Yeah, that was kind of funny. It’s written like this happy-go-lucky tune, but it’s really talking about some dark stuff. I was fooling around in the studio, and I said, “You son of a bitch, you’re f**n’ my wife! You’re not getting away with that!” And Lloyd Maines, who’s produced all my albums, told me he really wanted to put that on the record. And I said, “OK, then you have to bleep out that word because they won’t play it on the radio.” I don’t usually do stuff like that.

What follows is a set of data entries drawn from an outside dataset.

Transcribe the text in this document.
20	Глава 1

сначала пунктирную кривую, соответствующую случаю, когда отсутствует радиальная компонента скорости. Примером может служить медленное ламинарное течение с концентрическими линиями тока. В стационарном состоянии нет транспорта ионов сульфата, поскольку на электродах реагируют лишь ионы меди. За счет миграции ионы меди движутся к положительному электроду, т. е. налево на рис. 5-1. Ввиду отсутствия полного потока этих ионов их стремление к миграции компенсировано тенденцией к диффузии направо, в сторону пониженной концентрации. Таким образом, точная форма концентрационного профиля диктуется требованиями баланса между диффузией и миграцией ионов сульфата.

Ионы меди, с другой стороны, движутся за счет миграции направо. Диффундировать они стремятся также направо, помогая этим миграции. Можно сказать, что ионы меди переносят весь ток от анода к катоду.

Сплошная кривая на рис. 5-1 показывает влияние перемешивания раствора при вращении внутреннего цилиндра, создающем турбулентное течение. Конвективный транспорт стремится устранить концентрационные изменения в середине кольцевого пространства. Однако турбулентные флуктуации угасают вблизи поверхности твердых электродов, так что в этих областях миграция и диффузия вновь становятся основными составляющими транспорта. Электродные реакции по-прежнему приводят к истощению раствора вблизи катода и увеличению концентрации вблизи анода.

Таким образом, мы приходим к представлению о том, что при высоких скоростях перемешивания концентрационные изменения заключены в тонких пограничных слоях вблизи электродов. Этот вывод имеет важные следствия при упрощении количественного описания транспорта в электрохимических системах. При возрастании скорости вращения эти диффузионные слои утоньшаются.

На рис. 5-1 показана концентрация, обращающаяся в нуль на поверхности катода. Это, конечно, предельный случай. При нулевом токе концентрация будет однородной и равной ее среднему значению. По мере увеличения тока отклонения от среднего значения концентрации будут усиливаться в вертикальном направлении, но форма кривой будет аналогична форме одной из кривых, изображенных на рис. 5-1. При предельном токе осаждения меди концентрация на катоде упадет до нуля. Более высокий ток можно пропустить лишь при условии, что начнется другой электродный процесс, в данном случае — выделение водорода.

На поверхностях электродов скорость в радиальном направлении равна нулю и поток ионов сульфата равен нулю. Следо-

That song was taken from a real event, though. I was in my early 20s and just out of the Marine Corps, and I used to go to this honky-tonk in East Texas. There was a young bartender in there that kind of looked like … you know, the long blond hair, kind of pretty-boy type. And there were always all these women around. I guess I was pretty naive and didn’t know any better, but those women were the wives of the guys who were working the oil fields around there. I think it was late ’88, and somebody walked into that bar and killed every son of a bitch in there. I mean, they shot the waitress, they shot the patrons and killed the bartender. Turns out it was one of the husbands, and I guess after a fit of rage, he did what he did.

Another theme of your life lately is that you’re making a really strong effort to get clean and sober. Why did that become important for you?

I just got tired of drinking. I was sober for 12 years a long time ago and fell off the wagon in about ‘98. Now I’m almost 48 years old, so let’s see, I’ve been drinking for at least 35 years. It’s not like smoking reefers, where you can get really high and put it down and go away. You get hooked on alcohol, and it’s a bad thing. I feel like I’ve burned the candle at both ends, and I’m just tired of it.

Do you notice a change artistically? That’s gotta clear your head up a bit.

Definitely. And I feel better, too. People tell me that I’m a different person than I was when I was drinking. Of course, you don’t notice that when you are drinking. I used to have a couple of shots before I’d go onstage, but the audience could always tell. And I think that maybe if I was clean and sober, it certainly wouldn’t hurt my career any.

Being a really approachable guy, you even went so far as to ask Facebook fans not to offer you a drink or anything.

Yeah. I played a show not that long ago. It was a benefit for one of my brothers, and even though I told a guy I’m not drinking, he still bought me a shot. Some people, they really don’t get it. But if they were to see me drunk on a show, then they probably will appreciate me not being drunk. (laughs) I really suck when I drink and play music.